De D. João V a Passos Coelho, sem esquecer
Salazar, a glória do governante aumenta na exata proporção do empobrecimento do
cidadão. Todos eles, homens fracos, procuram a glória através da humilhação da
nação. Orgulhosamente sós ou bajuladores do estrangeiro, procuram o
reconhecimento nos compêndios da História...por isso não espanta que uma das
vítimas do aparelhismo que os serve seja o romance Memorial do
Convento...
22.1.14
A - Nos
anos letivos de 2017/2018 e 2018/2019, a obra a estudar será,
obrigatoriamente, O Ano da Morte de Ricardo Reis. Com esta
indicação, pretende-se fomentar o conhecimento desta obra, tornando-a tão
divulgada junto de professores e alunos quanto Memorial do Convento,
permitindo que a opção por uma das obras, no futuro, seja mais sustentada. Programa e Metas Curriculares de Português
Ensino Secundário
B - Tão grande fora o sofrimento durante este
arrastado dia, que todos diziam, Amanhã não pode ser pior, e, no entanto,
sabiam que iria ser pior mil vezes. José Saramago, Memorial
do Convento
Dá gosto ver o modo como o povo é suspenso por dois anos,
sem recurso a julgamento.
Dá gosto pensar que os alunos, em 2019/2020, irão
suspender a sua entrada no ensino superior para poder cotejar as duas obras de
Saramago.
Dá gosto saber que os professores, em 2019/2020,
vão livremente escolher um dos dois romances...

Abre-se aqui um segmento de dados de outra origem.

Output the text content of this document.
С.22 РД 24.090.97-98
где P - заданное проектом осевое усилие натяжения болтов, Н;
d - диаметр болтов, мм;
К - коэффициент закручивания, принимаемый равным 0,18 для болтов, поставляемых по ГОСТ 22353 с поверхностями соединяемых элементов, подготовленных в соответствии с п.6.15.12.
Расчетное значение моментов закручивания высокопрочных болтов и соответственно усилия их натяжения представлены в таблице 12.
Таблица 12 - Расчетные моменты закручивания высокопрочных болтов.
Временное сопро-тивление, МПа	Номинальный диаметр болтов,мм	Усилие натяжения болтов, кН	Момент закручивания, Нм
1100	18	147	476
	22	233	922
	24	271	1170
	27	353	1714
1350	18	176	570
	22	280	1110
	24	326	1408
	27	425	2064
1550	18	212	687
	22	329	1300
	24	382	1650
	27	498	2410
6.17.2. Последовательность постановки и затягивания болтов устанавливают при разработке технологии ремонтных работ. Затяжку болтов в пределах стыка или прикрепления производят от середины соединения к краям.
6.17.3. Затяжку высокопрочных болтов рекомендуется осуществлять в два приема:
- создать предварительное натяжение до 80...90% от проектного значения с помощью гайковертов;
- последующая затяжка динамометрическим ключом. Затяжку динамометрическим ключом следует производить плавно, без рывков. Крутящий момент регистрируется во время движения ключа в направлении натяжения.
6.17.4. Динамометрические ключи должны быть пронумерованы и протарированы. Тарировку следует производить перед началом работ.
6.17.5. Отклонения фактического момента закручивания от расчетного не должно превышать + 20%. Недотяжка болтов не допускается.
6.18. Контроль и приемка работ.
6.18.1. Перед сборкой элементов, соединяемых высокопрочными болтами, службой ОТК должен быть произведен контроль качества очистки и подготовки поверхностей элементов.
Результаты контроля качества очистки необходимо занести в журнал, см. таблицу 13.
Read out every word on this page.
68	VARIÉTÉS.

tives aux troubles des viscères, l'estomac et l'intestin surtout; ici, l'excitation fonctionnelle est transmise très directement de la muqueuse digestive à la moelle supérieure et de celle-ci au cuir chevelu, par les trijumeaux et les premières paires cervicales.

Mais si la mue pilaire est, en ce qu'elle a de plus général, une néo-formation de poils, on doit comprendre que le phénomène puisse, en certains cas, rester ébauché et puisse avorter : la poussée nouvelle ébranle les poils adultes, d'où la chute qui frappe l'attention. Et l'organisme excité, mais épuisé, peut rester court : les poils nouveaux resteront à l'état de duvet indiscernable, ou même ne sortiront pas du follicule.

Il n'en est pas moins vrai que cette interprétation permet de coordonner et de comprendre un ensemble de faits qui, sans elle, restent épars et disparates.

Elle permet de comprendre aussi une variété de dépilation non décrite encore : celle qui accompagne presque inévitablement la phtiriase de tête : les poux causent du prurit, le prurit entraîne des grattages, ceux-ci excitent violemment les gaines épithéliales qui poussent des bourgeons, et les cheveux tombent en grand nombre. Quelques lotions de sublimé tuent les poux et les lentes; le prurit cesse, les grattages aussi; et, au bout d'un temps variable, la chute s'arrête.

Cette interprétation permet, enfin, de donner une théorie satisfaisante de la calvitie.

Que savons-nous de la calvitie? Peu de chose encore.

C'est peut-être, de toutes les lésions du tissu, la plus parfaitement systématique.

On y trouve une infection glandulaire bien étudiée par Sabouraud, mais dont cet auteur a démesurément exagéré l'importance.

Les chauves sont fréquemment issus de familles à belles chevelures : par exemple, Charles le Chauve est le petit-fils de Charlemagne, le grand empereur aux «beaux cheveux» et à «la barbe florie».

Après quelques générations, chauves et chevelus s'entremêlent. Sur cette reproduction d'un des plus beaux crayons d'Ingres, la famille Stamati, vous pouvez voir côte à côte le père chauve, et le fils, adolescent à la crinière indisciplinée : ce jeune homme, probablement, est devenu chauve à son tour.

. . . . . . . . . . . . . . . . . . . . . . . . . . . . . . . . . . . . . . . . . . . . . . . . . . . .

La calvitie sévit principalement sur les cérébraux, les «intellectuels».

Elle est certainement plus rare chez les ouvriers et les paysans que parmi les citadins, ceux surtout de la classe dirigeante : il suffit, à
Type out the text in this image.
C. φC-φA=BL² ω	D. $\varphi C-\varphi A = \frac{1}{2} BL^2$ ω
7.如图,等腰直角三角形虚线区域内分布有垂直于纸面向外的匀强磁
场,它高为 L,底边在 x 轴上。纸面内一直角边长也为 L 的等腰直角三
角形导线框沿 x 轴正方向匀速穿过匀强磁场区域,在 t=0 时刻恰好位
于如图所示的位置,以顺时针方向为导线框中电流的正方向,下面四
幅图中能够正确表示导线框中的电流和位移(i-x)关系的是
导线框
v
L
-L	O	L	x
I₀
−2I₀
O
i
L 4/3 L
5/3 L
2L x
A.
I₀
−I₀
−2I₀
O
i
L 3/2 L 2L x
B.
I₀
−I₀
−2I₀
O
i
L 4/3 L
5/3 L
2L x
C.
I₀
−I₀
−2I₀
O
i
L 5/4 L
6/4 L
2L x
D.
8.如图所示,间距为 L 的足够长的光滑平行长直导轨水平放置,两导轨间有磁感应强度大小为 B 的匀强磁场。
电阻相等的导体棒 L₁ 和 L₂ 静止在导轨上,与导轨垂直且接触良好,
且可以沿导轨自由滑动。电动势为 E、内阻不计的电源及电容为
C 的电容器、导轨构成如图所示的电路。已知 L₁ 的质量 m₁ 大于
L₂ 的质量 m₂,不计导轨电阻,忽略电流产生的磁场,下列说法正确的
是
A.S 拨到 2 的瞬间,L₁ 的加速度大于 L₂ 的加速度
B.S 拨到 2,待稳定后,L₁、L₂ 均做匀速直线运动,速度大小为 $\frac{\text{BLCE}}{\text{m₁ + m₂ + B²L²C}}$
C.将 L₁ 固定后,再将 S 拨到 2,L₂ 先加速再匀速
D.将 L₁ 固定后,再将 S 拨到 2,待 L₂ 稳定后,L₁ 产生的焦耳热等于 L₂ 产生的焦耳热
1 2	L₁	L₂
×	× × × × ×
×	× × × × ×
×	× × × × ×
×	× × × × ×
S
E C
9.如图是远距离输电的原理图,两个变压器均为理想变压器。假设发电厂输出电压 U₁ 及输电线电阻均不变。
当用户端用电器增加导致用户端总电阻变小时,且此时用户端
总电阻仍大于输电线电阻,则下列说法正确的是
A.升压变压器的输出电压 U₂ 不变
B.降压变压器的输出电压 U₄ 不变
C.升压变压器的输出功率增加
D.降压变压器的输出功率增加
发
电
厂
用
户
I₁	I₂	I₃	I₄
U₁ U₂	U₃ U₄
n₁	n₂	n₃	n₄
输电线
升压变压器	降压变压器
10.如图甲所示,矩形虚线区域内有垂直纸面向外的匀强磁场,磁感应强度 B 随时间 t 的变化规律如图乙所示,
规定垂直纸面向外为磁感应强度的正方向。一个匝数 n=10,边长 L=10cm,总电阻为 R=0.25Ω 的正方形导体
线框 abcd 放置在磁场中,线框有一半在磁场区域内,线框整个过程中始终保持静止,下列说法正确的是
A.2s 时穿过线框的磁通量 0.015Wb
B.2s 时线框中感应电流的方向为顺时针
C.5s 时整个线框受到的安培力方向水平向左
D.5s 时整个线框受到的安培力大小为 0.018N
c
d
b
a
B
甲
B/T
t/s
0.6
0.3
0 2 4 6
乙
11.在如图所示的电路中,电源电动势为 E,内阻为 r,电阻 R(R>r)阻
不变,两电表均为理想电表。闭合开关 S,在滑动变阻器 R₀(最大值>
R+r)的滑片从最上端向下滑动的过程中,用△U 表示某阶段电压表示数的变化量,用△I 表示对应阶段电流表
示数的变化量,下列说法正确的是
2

Todos sabemos que foi isso que aconteceu nos
últimos 40 anos! Uma Abelha na Chuva, O Trigo e o Joio, Guerras de Alecrim e Manjerona, O Judeu, A Sibila, Aparição continuam a ser objeto da maior atenção de
professores e alunos!
21.1.14
Uma única palavra poderia dar conta do modo como
me sinto. Desfasado.
Hoje, participei numa missa de 7º dia que,
afinal, era de 8º dia! Durante a liturgia, o sacerdote explicou que o assunto
era o martírio de S. Vicente, padroeiro da diocese de Lisboa, e que só deverá
ser celebrado amanhã.
Uma missa instrutiva, pois o sacerdote explicou
por que motivo S. Vicente já foi padroeiro da cidade de Lisboa... As relíquias
tinham sido trazidas de Sagres (lugar sagrado) para Lisboa por ordem de D.
Afonso Henriques para recompensar a precipitação dos seus cavaleiros que tinham
degolado o bispo cristão do burgo... um bispo moçarabe. Na verdade, alguns
cristãos, ao partilharem os costumes dos muçulmanos, davam origem a equívocos
fatais!
Com o tempo, tudo o que tinha como seguro vai
sendo questionado. O próprio grão lançado pelo semeador à terra, em vez de se
enraizar e de florescer, deverá, para nosso bem, perecer... pois só assim
renascerá. A ideia não me é estranha: o Pai envia o Filho à Terra para morrer
às mãos dos seus, pois só deste modo pode ressuscitar e salvar-nos.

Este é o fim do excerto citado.